Kaum hatten sie jedoch das Revier erreicht, vibrierte Artyoms Handy.
„Letzte Warnung. Wenn du das Revier betrittst, liegt dein Sohn bald auf dem Grund der Bucht. Bring das Geld zum neuen Ort.“
Elena erbleichte und blickte panisch um sich – sie hatte das Gefühl, beobachtet zu werden. Es blieb keine Zeit. Artyom fuhr zur Bank, um das Lösegeld abzuheben. Doch auf dem Weg wurde Elena plötzlich schlecht – der Stress übermannte sie, sie übergab sich und drohte das Bewusstsein zu verlieren. Artyom musste sie nach Hause bringen.
Er ließ sie dort zurück und fuhr allein zum angegebenen Ort, wo er das Geld in das Schließfach legte. Dann zog er sich ein Stück zurück, versteckte sich unter Touristen und beobachtete. Kurz darauf erschien tatsächlich der Hausmeister – in seinem auffälligen bunten Hemd – und öffnete das Fach, nahm die Tasche mit dem Geld.
Artyom stürmte ihm nach. Der Mann ging über den Parkplatz, vorbei an Imbissen und Museen, bis er bei neuen Schließfächern ankam. Dort legte er die Tasche hinein. In diesem Moment packte Artyom ihn und drückte ihn gegen die Fächer.
– Wo ist mein Sohn?! Ich habe getan, was du verlangt hast! Wo ist Lyowa?!
Der Mann hob die Hände:
– Ich weiß von nichts! Man hat mir hundert Dollar gegeben, um die Tasche zu überbringen! Ich bin selbst Vater – ich habe zwei Kinder. Ich würde niemals…
Sein Blick verriet keine Lüge. Artyom ließ ihn los und öffnete das Fach. Es war leer. Von innen war eine Öffnung herausgeschnitten und mit einer dünnen Metallplatte getarnt. Als Artyom hinter die Schließfächer trat, begriff er: Das Geld – und der Entführer – waren weg.
Zuhause erwartete ihn ein neuer Schock – Elena war verschwunden. Auch ihre Sachen waren weg. Sie ging nicht ans Telefon. Geschockt ließ Artyom die Erinnerungen Revue passieren: ihr Drängen, nicht zur Polizei zu gehen, ihr plötzliches Unwohlsein, der Wunsch, nach Hause zu fahren. Alles war inszeniert.
Und sie war nicht allein.
Artyom fuhr zur Klinik und fand den Arzt, der bei der Geburt dabei war – Dr. Zhuravlyov. Artyom trat an ihn heran und übergab ihm einen Umschlag mit Geld.

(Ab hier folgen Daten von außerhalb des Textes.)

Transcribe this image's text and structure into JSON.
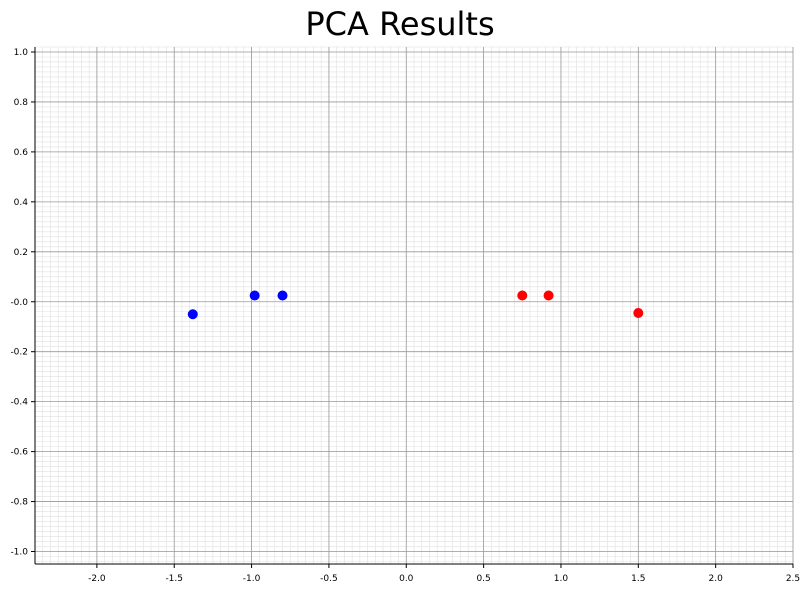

– Bitte helfen Sie mir. Rufen Sie Elena an und sagen Sie ihr, dass bei Lyowa etwas Ernstes gefunden wurde, und dass sie ihn sofort ins Krankenhaus bringen muss.
Der Arzt zögerte, willigte dann aber ein.
– Frau Andrejewa, – sagte er ins Telefon, – hier ist Dr. Zhuravlyov aus der Geburtsklinik. Bei Ihrem Sohn wurde ein seltener genetischer Marker entdeckt. Er braucht dringend eine Behandlung. Bitte kommen Sie sofort.
Artyom hörte Elena am anderen Ende schluchzen.
– Sie kommt, – sagte der Arzt. – Jetzt das Geld.
Artyom übergab ihm den Umschlag und wartete mit klopfendem Herzen in der Empfangshalle.
Eine Stunde später erschien Elena – mit Lyowa im Arm – in Begleitung von… Artyoms jüngerem Bruder, Lew. Als sie zur Anmeldung gingen, traten Beamte des FSB und der Polizei aus dem Hinterhalt hervor. Artyom hatte alles vorbereitet.
– Sie sind wegen Kindesentführung verhaftet, – erklärte einer der Beamten.
Elena riss panisch die Arme um Lyowa:
– Er ist krank! Er braucht Hilfe!
– Nein, ist er nicht, – sagte Artyom, der sich näherte. – Ihm geht es gut.
Elena funkelte ihn voller Hass an:
– Glaubst du, du hast gewonnen? Lyowa ist nicht mal dein Sohn! Du konntest doch nie Kinder zeugen, erinnerst du dich? Was bei dir schiefläuft, ist zum Glück nicht vererbbar!
Diese Worte trafen härter als eine Ohrfeige. Artyom sah seinen Bruder an, doch der konnte ihm nicht in die Augen sehen. Gedemütigt, verraten, aber entschlossen, trat Artyom an seine Frau heran, nahm Lyowa vorsichtig in den Arm und flüsterte:
– Es ist egal. Selbst wenn ich ihn adoptieren muss – ich bin sein Vater. Und werde es auch bleiben. Während du hinter Gittern verrottest.
Und er ging – den Sohn fest an die Brust gedrückt. Denn nichts – kein Verrat, keine Lüge, kein Schmerz – konnte ihn davon abhalten, der Vater zu sein, den Lyowa verdient.